Ketua DPR : RUU Pemusikan Segera Dirampungkan

KarakterNews.com – JAKARTA – Ketua DPR RI, Bambang Soesatyo berjanji akan segera merampungkan RUU Pemusikan. RUU Pemusikan ini diharapkan musik di tanah air akan makin bergeliat dan mendunia.

“Saya berharap, musik Indonesia bisa eksis di kancah musik mancanegara. Kelak dunia bukan hanya mengetahui K-Pop saja, tapi juga musik dari Indonesia. Bukan tidak mungkin negara Indonesia akan menjadi negeri musik dunia,” kata Bambang Soesatyo, saat menerima Komite Musisi Indonesia, Rabu (4/4/2018) di Gedung MPR/DPR RI, Jakarta.

Hadir dalam pertemuan itu, Anggota Komisi X DPR RI yang juga musisi, Anang Hermansyah, dan berbagai musisi dari lintas generasi, antara lain Glen Fredly, Irfan Aulia, Kadri Mohamad, Damon Koeswoyo, Frangki Rapen, Andrini Kusuma dan pengamat musik Bens Leo.

Dikatakan Bamsoet, kunci utama eksistensi sebuah karya adalah adanya perlindungan dan kepastian hukum. RUU Pemusikan setelah disahkan diharapkan mampu membuat para musisi kian bergairah dalam memproduksi karya berkualitas.

“RUU Pemusikan bisa menjadi payung hukum bagi para musisi dalam mendapatkan hak komersil atas karyanya.
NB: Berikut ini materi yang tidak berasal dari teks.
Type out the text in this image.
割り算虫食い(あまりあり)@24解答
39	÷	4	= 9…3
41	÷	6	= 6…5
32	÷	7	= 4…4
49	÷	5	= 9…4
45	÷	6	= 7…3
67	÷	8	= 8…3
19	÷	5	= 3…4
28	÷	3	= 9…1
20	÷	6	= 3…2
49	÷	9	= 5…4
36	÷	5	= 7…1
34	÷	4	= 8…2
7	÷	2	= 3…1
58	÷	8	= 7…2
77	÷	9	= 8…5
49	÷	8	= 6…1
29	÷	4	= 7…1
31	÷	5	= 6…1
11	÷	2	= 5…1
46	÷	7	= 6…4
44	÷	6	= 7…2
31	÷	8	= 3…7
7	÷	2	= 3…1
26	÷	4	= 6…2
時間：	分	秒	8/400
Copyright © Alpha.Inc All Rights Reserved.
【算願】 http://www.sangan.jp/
Melahirkan sebuah karya seni seperti lagu sangat tidak mudah. Jika negara bisa menjamin penghargaan atas karya para musisi, masa depan musisi dan pekerja musik Indonesia bisa dipastikan akan cerah,” pungkas Ketua DPR RI, Bambang Soesatyo.

Menurut Bamsoet, arah Bangsa Indonesia dalam memajukan industri kreatif sudah tepat. Terlebih setelah Presiden Jokowi membentuk Badan Ekonomi Kreatif (Bekraf) sebagai lembaga yang khusus mendorong dan menumbuhkan kreatifitas serta daya inovasi bangsa. “Saya berharap rekan-rekan musisi dapat memanfaatkan keberadaan Bekraf secara maksimal. Satu contohnya adalah kesukseskan penyelenggaraan Konferensi Musik Indonesia,” ungkapnya.

“Duabelas poin hasil Konferensi Musik Indonesia yang disampaikan ke DPR maupun Pemerintah akan mendapat perhatian serius dari kami. DPR melalui fungsi legislasi akan mempelajari berbagai poin itu, sehingga bisa kita masukan penerapannya di RUU Pemusikan,” tegas Bamsoet.

Indonesia sudah punya aturan perlindungan bagi berbagai profesi, seperti wartawan, dokter, advokat, maupun pekerja kantoran pada umumnya. Namun belum ada payung hukum perlindungan terhadap pekerja seni. RUU Pemusikan bisa menjadi jawabannya.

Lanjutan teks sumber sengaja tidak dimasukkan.